The report covered the most prospective shale formations in 41 countries that demonstrated some level of relatively near-term promise, and that had enough geological data for a resource assessment.
"Further improvements in both the quality of the assessments and an increase in the number for formations should be possible over time," said the report, "World Shale Gas and Shale Oil Resource Assessment."
Changes in shale gas estimates
Shale gas resource estimates for some formations were lowered in the 2013 assessment.
Downward revisions include Norway's Alum shale, Poland's Lublin basin, Mexico's Eagle Ford shale in the Burgos basin, South Africa's Karoo basin, and China's Qiongzhusi shale in the Sichuan basin as well as the Lower Cambrian shales in the Tarim basin.
Some adjustments were based on new information while some reflected a reclassification of resources to oil and condensates from gas.
Norway's shale gas assessment dropped to zero in the 2013 report compared with 83 tcf in 2011, triggered by Royal Dutch Shell PLC's disappoint results from three Alum shale wells drilled in Sweden.
The Alum shale is less geologically complex in Sweden than in Norway. Disappointing results in Sweden significantly reduced the likelihood for successful shale wells in Norway's complex Alum shale, ARI said.
For Poland, the shale gas estimate was 148 tcf in the 2013 assessment compared with 187 tcf in the 2011 report (see map, OGJ, Nov. 7, 2011).
Poland's Lublin basin shale gas estimate was cut to 9 tcf from 44 tcf based upon a 2013 report requirement that a shale formation have at least a 2% minimum total organic content (TOC).
"The more rigorous application of the TOC minimum requirement—along with better control on structural complexity—reduced the prospective area from 11,660 sq m to 2,390 sq m," the 2013 report said.

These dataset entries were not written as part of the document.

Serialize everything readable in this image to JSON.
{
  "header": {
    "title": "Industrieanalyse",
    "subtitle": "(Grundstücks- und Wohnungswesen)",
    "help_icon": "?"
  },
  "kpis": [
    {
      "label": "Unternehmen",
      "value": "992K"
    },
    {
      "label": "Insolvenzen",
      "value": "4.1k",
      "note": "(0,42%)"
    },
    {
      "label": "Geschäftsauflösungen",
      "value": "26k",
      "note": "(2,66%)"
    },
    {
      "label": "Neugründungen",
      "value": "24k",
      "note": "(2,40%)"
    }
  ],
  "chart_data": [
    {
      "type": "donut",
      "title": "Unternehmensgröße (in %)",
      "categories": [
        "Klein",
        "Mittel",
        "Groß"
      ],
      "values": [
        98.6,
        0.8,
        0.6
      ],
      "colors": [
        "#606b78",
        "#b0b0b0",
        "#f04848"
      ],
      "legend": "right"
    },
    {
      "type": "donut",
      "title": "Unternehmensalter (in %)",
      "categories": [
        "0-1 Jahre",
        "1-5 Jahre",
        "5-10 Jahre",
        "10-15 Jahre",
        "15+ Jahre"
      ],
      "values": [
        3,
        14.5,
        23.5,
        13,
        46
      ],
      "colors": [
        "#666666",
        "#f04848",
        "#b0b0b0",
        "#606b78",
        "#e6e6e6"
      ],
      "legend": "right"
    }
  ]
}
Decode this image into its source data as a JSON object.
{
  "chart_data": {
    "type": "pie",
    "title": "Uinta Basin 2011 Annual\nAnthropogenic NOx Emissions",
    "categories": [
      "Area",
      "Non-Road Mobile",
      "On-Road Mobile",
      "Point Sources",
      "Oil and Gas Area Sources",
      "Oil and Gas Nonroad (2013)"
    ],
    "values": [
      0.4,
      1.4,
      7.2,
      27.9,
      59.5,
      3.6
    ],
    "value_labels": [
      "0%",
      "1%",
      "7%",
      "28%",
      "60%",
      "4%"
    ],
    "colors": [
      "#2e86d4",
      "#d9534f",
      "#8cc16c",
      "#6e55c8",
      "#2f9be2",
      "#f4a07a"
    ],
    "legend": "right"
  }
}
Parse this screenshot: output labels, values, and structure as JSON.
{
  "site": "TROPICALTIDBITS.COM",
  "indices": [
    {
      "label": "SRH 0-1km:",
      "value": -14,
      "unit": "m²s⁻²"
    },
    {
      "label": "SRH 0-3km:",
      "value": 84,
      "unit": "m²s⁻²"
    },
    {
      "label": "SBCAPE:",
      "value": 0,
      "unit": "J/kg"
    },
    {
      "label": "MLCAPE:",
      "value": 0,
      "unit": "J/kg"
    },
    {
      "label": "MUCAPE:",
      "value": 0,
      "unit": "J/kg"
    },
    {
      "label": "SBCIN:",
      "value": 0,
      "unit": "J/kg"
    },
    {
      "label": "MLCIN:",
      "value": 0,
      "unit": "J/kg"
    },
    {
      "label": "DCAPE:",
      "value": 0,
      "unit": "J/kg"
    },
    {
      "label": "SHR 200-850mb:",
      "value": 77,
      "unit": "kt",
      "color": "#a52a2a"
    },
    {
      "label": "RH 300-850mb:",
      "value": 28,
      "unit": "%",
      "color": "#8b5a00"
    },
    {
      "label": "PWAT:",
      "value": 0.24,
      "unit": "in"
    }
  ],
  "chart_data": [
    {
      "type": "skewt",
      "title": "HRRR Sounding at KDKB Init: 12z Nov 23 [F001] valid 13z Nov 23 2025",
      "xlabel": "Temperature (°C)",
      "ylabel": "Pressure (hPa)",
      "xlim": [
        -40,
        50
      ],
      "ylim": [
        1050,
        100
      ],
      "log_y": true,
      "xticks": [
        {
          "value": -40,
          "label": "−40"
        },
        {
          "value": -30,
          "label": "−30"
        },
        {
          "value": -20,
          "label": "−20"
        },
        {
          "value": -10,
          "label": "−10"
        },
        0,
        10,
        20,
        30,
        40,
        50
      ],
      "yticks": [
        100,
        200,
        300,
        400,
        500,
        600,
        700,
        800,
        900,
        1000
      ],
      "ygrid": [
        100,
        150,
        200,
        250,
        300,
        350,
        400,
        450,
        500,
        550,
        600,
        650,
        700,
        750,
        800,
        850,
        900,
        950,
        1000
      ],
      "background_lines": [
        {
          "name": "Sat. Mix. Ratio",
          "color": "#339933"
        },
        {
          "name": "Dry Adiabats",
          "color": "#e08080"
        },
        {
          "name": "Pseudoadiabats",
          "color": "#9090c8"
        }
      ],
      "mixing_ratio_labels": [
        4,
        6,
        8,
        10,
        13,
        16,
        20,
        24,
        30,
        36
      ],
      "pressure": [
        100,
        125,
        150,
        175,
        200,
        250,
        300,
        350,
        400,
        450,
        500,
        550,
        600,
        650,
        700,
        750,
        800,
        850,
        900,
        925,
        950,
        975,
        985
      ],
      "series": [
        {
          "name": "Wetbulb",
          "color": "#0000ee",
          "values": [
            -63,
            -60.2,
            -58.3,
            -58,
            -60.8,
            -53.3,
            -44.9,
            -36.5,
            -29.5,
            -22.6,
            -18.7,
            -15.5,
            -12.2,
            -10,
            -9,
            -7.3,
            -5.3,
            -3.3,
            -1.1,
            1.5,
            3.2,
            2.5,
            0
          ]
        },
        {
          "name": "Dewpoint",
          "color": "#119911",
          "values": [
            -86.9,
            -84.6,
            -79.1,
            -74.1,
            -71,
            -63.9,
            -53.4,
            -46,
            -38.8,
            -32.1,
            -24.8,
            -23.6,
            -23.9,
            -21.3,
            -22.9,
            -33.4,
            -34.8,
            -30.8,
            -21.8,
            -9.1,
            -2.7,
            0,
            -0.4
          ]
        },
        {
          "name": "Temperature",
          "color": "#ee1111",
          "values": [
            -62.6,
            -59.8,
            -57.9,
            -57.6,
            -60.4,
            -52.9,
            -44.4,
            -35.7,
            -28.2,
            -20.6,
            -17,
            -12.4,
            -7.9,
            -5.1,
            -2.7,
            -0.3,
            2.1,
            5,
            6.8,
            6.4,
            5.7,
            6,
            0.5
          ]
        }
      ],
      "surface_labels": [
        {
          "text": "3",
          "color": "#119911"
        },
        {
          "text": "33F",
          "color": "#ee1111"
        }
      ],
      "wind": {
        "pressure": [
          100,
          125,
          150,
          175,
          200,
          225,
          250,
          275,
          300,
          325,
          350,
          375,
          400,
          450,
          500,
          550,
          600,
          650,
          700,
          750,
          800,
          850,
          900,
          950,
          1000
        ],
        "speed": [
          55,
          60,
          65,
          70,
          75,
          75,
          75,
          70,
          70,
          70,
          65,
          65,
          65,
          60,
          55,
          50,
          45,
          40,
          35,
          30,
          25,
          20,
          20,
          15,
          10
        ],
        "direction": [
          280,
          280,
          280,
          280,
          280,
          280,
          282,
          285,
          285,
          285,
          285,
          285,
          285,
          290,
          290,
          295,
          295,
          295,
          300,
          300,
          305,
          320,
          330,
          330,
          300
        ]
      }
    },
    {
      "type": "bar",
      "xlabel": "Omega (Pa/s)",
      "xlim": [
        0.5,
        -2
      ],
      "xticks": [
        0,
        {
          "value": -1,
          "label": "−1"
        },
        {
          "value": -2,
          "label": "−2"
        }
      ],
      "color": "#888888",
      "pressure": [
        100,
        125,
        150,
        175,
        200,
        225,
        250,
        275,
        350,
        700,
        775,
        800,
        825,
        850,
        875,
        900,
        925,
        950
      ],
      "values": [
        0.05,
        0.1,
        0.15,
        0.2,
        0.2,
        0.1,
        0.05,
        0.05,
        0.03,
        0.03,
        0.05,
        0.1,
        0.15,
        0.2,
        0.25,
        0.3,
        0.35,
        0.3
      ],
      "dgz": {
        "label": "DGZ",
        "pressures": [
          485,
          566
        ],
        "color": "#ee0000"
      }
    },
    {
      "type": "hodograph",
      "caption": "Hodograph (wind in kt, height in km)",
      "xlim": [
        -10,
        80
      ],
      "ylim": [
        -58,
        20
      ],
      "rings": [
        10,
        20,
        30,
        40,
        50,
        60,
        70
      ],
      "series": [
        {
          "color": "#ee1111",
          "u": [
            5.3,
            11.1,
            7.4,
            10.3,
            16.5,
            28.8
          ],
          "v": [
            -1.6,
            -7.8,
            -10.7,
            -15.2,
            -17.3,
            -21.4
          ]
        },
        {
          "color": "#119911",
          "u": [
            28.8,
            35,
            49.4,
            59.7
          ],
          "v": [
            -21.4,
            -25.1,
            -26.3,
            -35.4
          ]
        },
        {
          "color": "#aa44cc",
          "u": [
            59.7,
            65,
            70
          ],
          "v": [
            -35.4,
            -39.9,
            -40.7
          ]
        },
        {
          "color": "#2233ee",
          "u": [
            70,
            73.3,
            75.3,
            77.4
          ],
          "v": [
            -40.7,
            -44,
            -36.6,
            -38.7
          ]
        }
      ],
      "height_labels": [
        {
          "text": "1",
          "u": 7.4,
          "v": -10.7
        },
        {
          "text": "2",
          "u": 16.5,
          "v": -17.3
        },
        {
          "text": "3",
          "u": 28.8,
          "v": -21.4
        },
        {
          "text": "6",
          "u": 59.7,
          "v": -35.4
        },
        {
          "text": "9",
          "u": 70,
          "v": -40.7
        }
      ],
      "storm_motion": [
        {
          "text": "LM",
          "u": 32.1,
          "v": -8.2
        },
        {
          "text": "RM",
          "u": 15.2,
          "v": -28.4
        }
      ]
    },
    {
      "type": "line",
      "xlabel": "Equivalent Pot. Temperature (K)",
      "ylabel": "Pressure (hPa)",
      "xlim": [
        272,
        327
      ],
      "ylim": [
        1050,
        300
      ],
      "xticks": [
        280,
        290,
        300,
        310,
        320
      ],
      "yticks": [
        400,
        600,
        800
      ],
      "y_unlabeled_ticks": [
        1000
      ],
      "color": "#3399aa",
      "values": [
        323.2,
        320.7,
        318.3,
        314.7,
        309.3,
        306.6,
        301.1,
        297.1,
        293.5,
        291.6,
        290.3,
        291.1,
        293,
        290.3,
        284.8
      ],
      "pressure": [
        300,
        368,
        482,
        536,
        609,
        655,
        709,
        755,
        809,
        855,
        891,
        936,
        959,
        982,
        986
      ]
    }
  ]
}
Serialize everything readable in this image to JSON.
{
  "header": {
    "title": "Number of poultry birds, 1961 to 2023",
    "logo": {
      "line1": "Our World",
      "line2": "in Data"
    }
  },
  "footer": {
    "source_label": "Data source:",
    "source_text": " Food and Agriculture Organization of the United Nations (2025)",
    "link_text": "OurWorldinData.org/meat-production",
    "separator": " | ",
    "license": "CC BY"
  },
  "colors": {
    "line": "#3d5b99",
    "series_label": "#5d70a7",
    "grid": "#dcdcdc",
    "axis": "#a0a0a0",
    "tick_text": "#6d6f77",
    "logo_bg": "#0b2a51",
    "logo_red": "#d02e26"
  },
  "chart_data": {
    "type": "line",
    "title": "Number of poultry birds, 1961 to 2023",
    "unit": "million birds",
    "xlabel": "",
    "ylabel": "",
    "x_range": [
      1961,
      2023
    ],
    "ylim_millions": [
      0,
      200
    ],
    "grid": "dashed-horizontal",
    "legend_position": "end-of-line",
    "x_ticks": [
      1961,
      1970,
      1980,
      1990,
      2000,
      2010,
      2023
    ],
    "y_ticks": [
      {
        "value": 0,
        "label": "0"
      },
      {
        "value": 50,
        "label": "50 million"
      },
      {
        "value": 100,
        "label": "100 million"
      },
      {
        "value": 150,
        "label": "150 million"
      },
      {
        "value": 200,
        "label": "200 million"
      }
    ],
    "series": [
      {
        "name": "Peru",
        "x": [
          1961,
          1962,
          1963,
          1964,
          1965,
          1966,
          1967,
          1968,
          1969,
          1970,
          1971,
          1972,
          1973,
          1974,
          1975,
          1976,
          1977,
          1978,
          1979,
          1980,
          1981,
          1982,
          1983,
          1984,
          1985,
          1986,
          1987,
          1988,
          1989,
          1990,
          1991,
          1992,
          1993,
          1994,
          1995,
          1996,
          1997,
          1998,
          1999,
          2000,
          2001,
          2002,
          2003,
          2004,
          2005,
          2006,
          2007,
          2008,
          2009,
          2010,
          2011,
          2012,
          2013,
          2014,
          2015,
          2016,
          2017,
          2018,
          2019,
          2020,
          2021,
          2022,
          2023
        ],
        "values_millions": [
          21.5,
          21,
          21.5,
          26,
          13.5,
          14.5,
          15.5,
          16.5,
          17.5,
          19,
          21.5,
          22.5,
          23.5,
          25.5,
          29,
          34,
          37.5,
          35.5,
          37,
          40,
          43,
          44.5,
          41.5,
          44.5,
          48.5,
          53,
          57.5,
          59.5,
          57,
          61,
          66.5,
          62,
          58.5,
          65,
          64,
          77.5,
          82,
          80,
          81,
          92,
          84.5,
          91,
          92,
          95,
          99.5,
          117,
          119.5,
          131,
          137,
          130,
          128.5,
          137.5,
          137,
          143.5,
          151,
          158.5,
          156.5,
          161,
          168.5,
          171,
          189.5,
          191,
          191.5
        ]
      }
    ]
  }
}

In Mexico, the Eagle Ford shale gas estimate in Burgos basin was reduced to 343 tcf from 454 tcf while the prospective shale area was reduced to 17,300 sq m from 18,100 sq m. Part of the 17,300-sq-m area is prospective for oil, which reduced the area prospective for gas.
For South Africa, the shale gas resource estimate was reduced to 390 tcf from 485 tcf. The prospective area for three shale formations in the Karoo basin was reduced to 60,180 sq m from 70,800 sq m.
For China as a whole, the shale gas resource estimate was reduced to 1,115 tcf from 1,275 tcf in the 2011 report.
More information on TOC and geologic complexity caused a reduction of the shale gas resource in the Qiongzhusi formation in the Sichuan basin and Lower Cambrian shales in the Tarim basin. The Qiongzhusi shale gas resource estimate was reduced to 125 tcf in the 2013 assessment from 349 tcf in the 2011 report. The prospective area was reduced to 6,500 sq m from 56,875 sq m.
Similarly, the prospective area of the Lower Cambrian shales was reduced to 6,520 sq m from 53,560 sq m in 2011, triggering a cut in the shale gas estimate to 44 tcf from 359 tcf.
EIA-ARI said it updated the shale resources assessment so soon because geologic research and well results unavailable for use in the 2011 report allowed for a more informed evaluation of shale formations covered in that report. In addition, the 2013 assessment included additional shale formations.
The methodology relies on geological information and reservoir properties assembled from the technical literature and data from publically available company reports and presentations. ARI augmented publically available information by ARI's internal (non-confidential) proprietary work.